METHODS  Forty male C57BL/6 mice(18−22 g) were subjected to random allocation into blank group, tumor group, radiation group, and ononin group. With the exception of the blank group, the remaining mice were subcutaneously administered Lewis lung cancer cells in the left axilla. Once the lung tumors reacheda diameter of approximately 3−6 mm, the radiation group and cynandione A group were subjected to X-ray irradiation at a dosage of 4 Gy for a duration of 2 min. Following successful model establishment, the ononin group received intraperitoneal administrations of ononin for a duration of 3 d. Subsequent to sampling, histopathological morphology of colon tissue was assessed via hematoxylin-eosin(HE) staining. ELISA was employed to determine the levels of IL-33, TNF-α, IL-1β, and IL-6, while immunohistochemistry was employed to track ST2L expression. Notably, immunofluorescence was utilized to monitor TRPA1 expression, and Western blotting was conducted to evaluate the expression levels of ST2L, TRPA1, P-PLCγ, and IP3R proteins.

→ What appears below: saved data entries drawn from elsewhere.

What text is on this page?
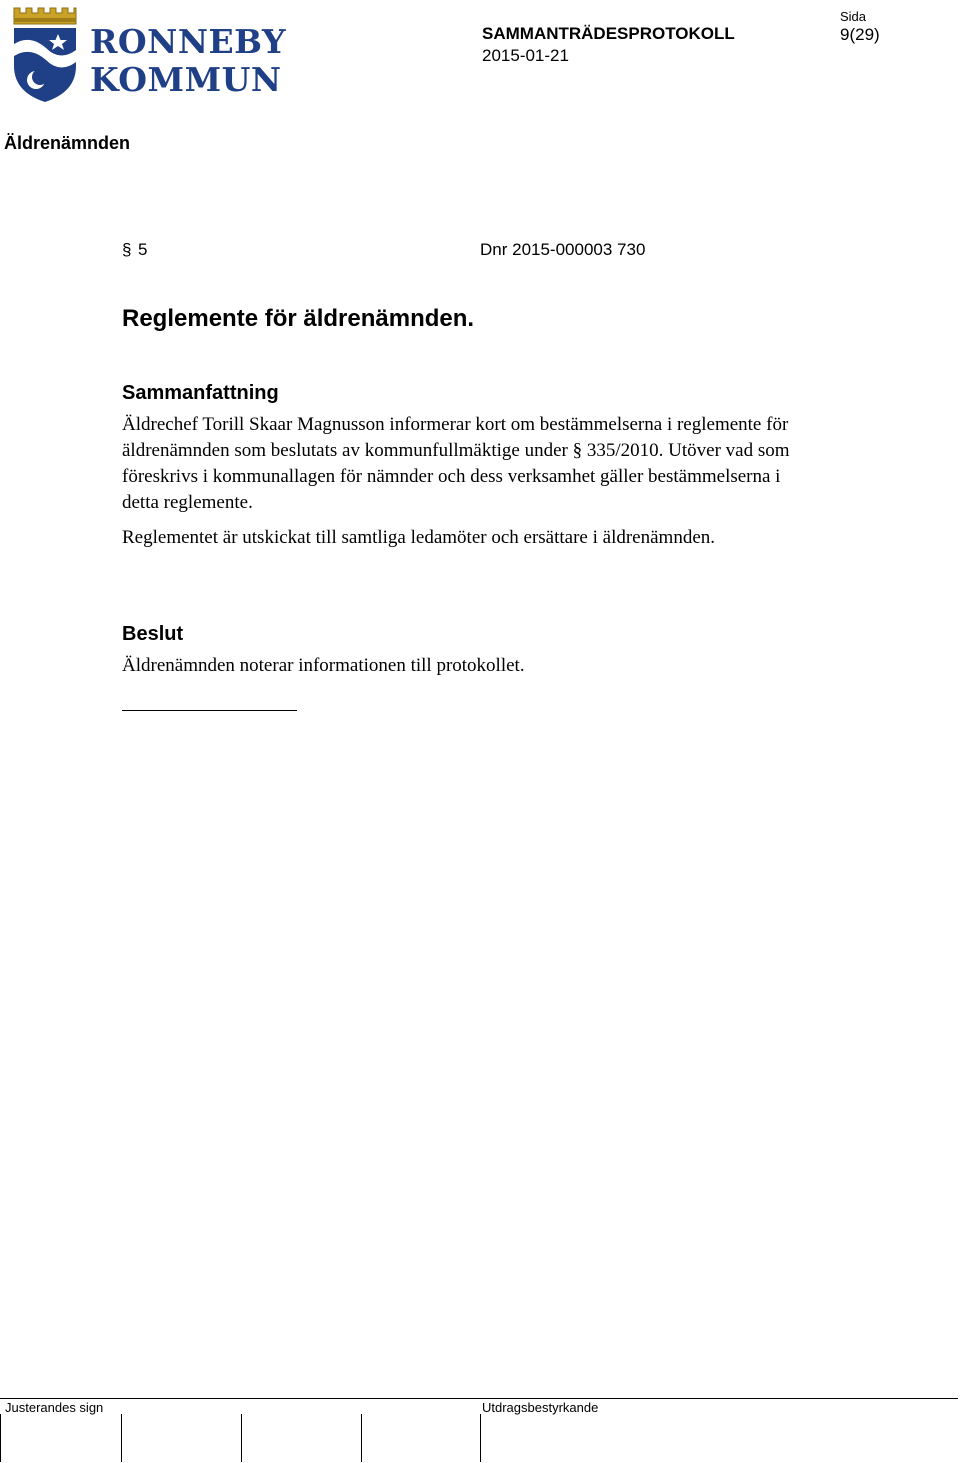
RONNEBY
KOMMUN
SAMMANTRÄDESPROTOKOLL
2015-01-21
Sida
9(29)
Äldrenämnden
§ 5	Dnr 2015-000003 730
Reglemente för äldrenämnden.
Sammanfattning

Äldrechef Torill Skaar Magnusson informerar kort om bestämmelserna i reglemente för äldrenämnden som beslutats av kommunfullmäktige under § 335/2010. Utöver vad som föreskrivs i kommunallagen för nämnder och dess verksamhet gäller bestämmelserna i detta reglemente.

Reglementet är utskickat till samtliga ledamöter och ersättare i äldrenämnden.

Beslut

Äldrenämnden noterar informationen till protokollet.

Justerandes sign	Utdragsbestyrkande
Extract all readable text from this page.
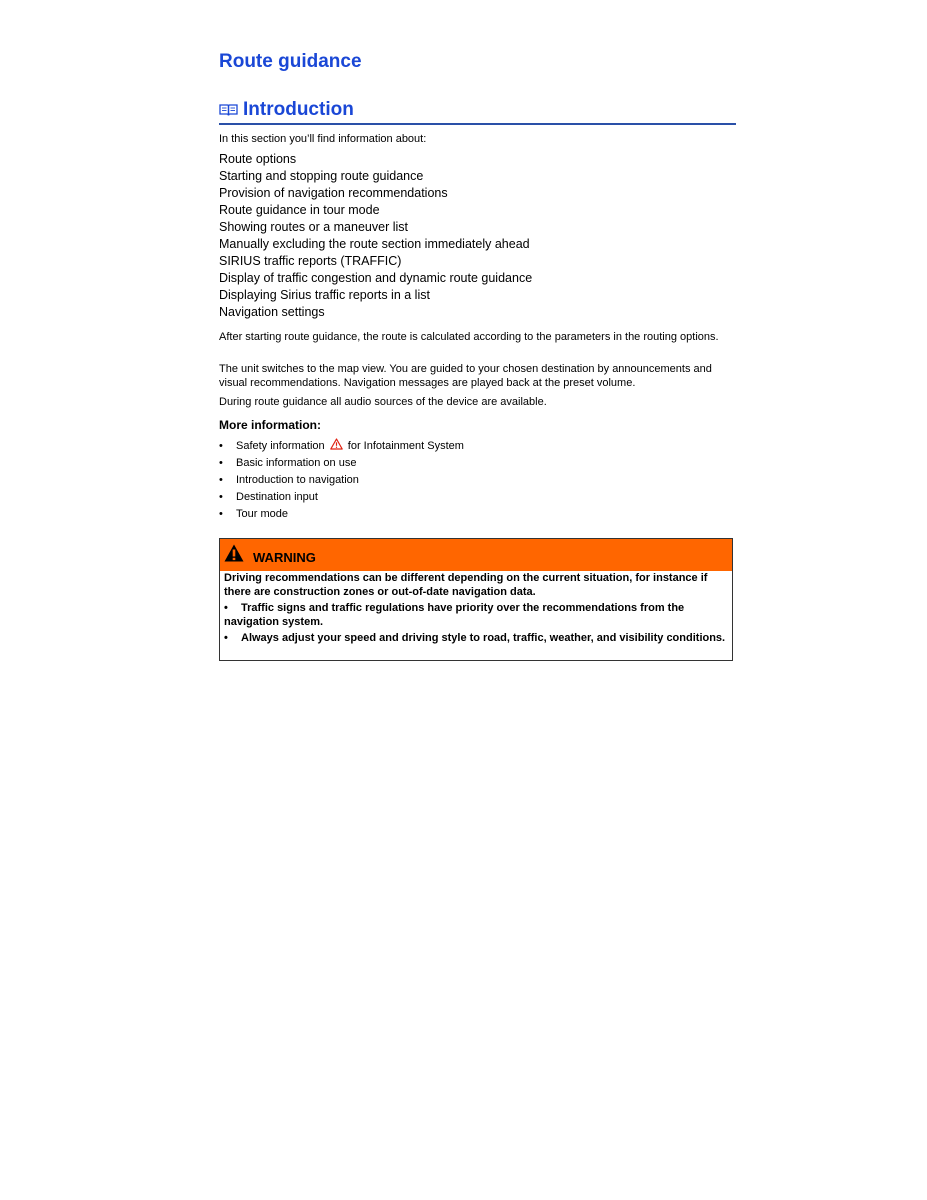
Route guidance
Introduction
In this section you’ll find information about:
Route options
Starting and stopping route guidance
Provision of navigation recommendations
Route guidance in tour mode
Showing routes or a maneuver list
Manually excluding the route section immediately ahead
SIRIUS traffic reports (TRAFFIC)
Display of traffic congestion and dynamic route guidance
Displaying Sirius traffic reports in a list
Navigation settings

After starting route guidance, the route is calculated according to the parameters in the routing options.

The unit switches to the map view. You are guided to your chosen destination by announcements and visual recommendations. Navigation messages are played back at the preset volume.

During route guidance all audio sources of the device are available.

More information:
• Safety information for Infotainment System
• Basic information on use
• Introduction to navigation
• Destination input
• Tour mode
WARNING

Driving recommendations can be different depending on the current situation, for instance if there are construction zones or out-of-date navigation data.

• Traffic signs and traffic regulations have priority over the recommendations from the navigation system.

• Always adjust your speed and driving style to road, traffic, weather, and visibility conditions.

RESULTS  Compared with post-irradiation, ononin administration significantly improved colon tissue damage(P<0.01), decreased IL-33 levels in lung tissue(P<0.05), downregulated the expression of ST2L, TRPA1, P-PLCγ, and IP3R proteins(P<0.01 or P<0.001), and reduced the levels of inflammatory factors TNF-α, IL-1β, and IL-6 in the serum(P<0.01 or P<0.001).

CONCLUSION Ononin effectively mitigates radiation-induced intestinal inflammation in lung cancer by inhibiting the expression of IL-33, thereby suppressing the subsequent activation of TRPA1 channels.